Merritt, editor of KR's Wichita Eagle for many years, felt the budget pressure, finally learning that 'Tony (Ridder) is no great fan of yours'. After taking a leave to write a book, Public Journalism and Public Life: Why Telling the News is Not Enough
he decided to retire when faced with even more cuts.
There's more to this book than just the sad story of a newspaper company gone wrong, though. Merritt, an advocate of public journalism, laments the effect that the dumbing down of newspapers has on the public's awareness of important issues. He cites Phil Meyer in The Vanishing Newspaper
who says that 'harvesting' of newspaper companies for the short term profit to stockholders can result in newspapers too weak to be saved for the future. There's a long discussion of the question of whether publicly-traded media companies can endure. Should newspapers be owned by foundations? Can they endure otherwise?
John S. Knight said 'We....do not sacrifice either principles or quality on the altar of the countinghouse.' Too bad this philosophy has been overtaken by Wall Street's demands in too many big media companies today.

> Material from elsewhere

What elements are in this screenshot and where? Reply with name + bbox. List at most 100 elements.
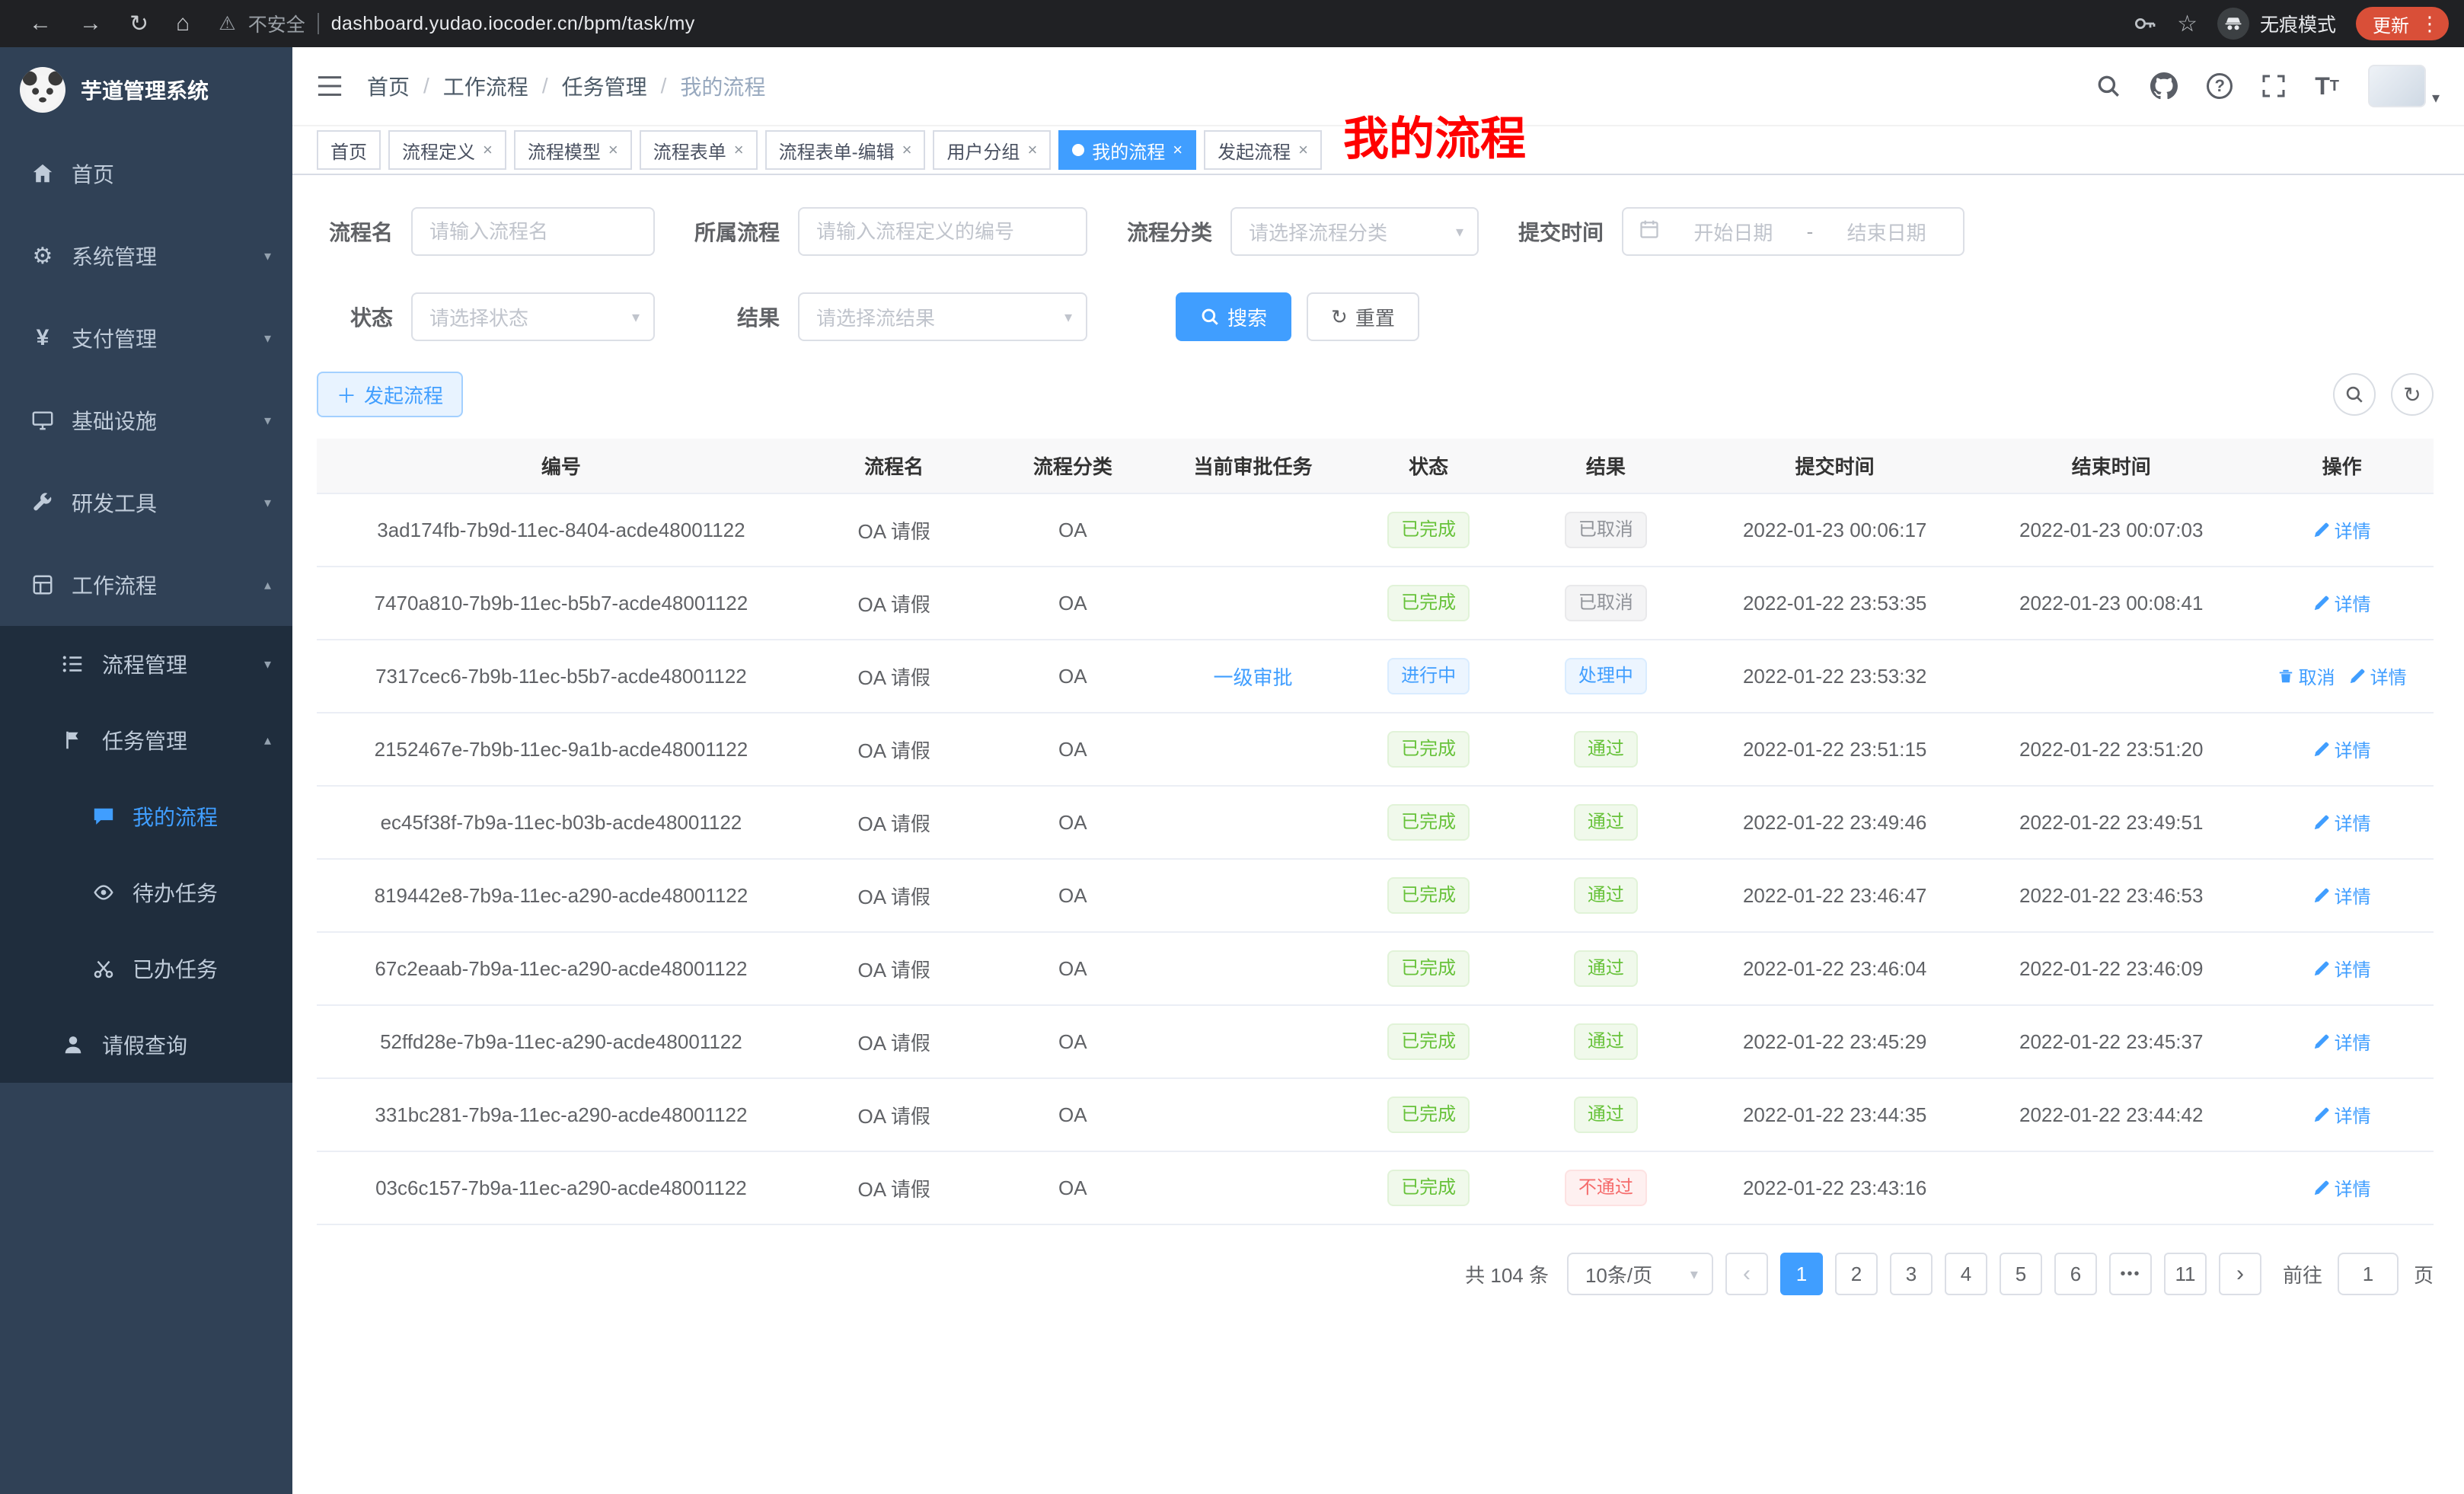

Merritt mentions blogs in the book. He calls them a 'challenge - to the news-and-opinion franchise', but favors the 'everybody needs an editor' side of the blog question, saying 'The blog world may be journalism's first meritocracy...but it is also a ready platform for fools and knaves...unencumbered by...accuracy, fairness and accountability.' He admits, though, that they 'are part of the public conversation that often has immediacy and authenticity.'
It's interesting that much of the discussion about newspapers these days predicates that newspapers remain printed sheets of paper
, the format we all grew up with. I love those printed sheets myself. (Or as Garrison Keillor said yesterday in the announcement that he'll be doing a column for Tribune Media Services, "I am an everyday newspaper reader. I would walk a mile to get one. I would no sooner get my news from TV than I would buy bread at a gas station. As for radio, it has its merits, but you can't swat a fly with a radio."
Wouldn't it be something if those lamenting the financial difficulties and circulation losses of newspapers would think about an alternative? There are millions of possible readers out there that don't think spending time every day reading large pieces of folded paper is a worthwhile use of their time, but will spend hours reading blogs and news sites. When will journalists concede that the Web version of their paper is just as important to their future employment as the paper it's printed on? Will they see that important investigative and community news work can be done for other media? Stay tuned. The past is fascinating, but the future is very different. Let's hope that the highest ideals of journalism can be saved, whether or not newspapers are.(A coda: after all this, it's interesting that Knight Ridder papers are doggedly progressing in the blog world, with the new fulltime blogger at the Philadelphia Inquirer doing Blinq, the new Good Morning Silicon Valley blog, and more to come, I think, on a Type Pad platform. Maybe a company that is known for cost cutting (and which took some heat about their Blogspot blogs a while back) can find a way to use them to progress their journalism.)